India | Updated Dec 19, 2008 at 04:05am IST

India locates JeM chief's hiding place in Pak

New Delhi: Maulana Masood Azhar, who is the founder and chief of terrorist organisation Jaish-e- Mohammad (JeM) and one of the most wanted terrorists by India, is proving to be a big headache for Pakistan.

Pakistan has been flip-flopping on Maulana Masood Azhar’s presence in the country.

Now CNN IBN has learnt that Indian intelligence agencies have zeroed in on his exact movements.

Indian authorities have also been searching for another criminal, Dawood Ibrahim, since the deadly serial bomb blasts in Mumbai in 1993.

The search soon zeroed in on Karachi and since then, Pakistan has always denied the presence of Dawood, another of India's most wanted, in the country despite concrete evidence.

Similarly Pakistan is speaking in two voices on Masood Azhar, whom India released to rescue passengers and crew of hijacked Indian Airlines IC-814 flight in 1999 at Kandhahar.

The Taliban promptly sent Azhar back home in Pakistan where he formed JeM within two months.

Within a year of its formation, JeM launched a series of attacks inside India.

The first was attack by JeM on October 1, 2001 was on the Jammu and Kashmir Assembly, which left 40 people dead.

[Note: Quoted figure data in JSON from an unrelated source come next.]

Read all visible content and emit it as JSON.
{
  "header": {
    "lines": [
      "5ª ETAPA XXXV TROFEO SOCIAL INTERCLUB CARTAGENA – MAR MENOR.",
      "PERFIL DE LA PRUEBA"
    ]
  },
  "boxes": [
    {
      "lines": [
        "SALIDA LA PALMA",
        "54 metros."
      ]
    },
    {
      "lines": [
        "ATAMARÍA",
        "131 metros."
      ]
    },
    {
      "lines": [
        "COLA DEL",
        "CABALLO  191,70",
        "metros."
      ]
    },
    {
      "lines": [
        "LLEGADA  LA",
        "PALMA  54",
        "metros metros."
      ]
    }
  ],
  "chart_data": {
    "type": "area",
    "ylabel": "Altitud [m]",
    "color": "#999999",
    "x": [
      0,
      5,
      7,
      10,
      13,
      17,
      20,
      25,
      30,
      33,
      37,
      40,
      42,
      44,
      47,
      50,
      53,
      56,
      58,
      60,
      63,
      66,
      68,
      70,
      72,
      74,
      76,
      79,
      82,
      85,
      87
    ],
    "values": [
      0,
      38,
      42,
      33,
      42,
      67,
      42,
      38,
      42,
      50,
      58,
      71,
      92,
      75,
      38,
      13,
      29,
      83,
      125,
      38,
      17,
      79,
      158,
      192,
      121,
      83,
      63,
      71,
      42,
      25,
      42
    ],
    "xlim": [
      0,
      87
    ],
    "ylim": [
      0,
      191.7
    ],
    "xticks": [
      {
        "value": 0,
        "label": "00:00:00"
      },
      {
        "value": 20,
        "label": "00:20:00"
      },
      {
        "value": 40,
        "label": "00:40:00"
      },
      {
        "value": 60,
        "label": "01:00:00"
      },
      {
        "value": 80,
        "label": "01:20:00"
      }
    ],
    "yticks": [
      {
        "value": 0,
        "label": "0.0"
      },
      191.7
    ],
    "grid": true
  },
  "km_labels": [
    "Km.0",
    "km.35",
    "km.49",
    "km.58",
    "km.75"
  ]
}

But the JeM's most audacious attack was on Parliament on December 13, 2001 which brought India and Pakistan to the brink of a war.

All the attacks were planned from his palatial house and the Madrassa Madina in Model Town in Bahawalpur in Pakistan.

Just after the Mumbai terror attacks in November 2008, India gave pin-point location of Azhar.

But after the US pressure, Indian intelligence sources say that ISI shifted him to Pakistan occupied Kashmir and sheltered him in an army cantonment guest house.

After that the Pakistan's Defence Minister Chaudhry Mukhtar Ahmed told CNN-IBN that they have arrested Azhar.

"About Masood Azhar, I don't think we had decided yesterday to pick him up but our President is determined that we remove all irritants and as a small irritant he has been picked up," Ahmed had said on December 9.

But early this week, Pakistan has once agains shifted Azhar to another safe house in Rawalpindi.

"Masood Azhar's organisation Jaish-e-Mohammad was banned in 1992 and we are also looking for him. We do not know where he is. He is not under house arrest," Pakistan's High Commissioner in India Shahid Malik said.

When asked if reports that Masood Azhar has been house arrested in Bahawalpur are wrong, Malik said, "Yes. As far as I know it is wrong because we are looking for him. He is not in Pakistan."

Earlier this year, to escape sanctions, Masood Azhar changed the name of Jaish-e-Mohammad to Khudam-ul-Islam, which is now headed by his younger brother Mufti Abdul Rauf, who recently held a public meeting to launch a book authored by Masood Azhar.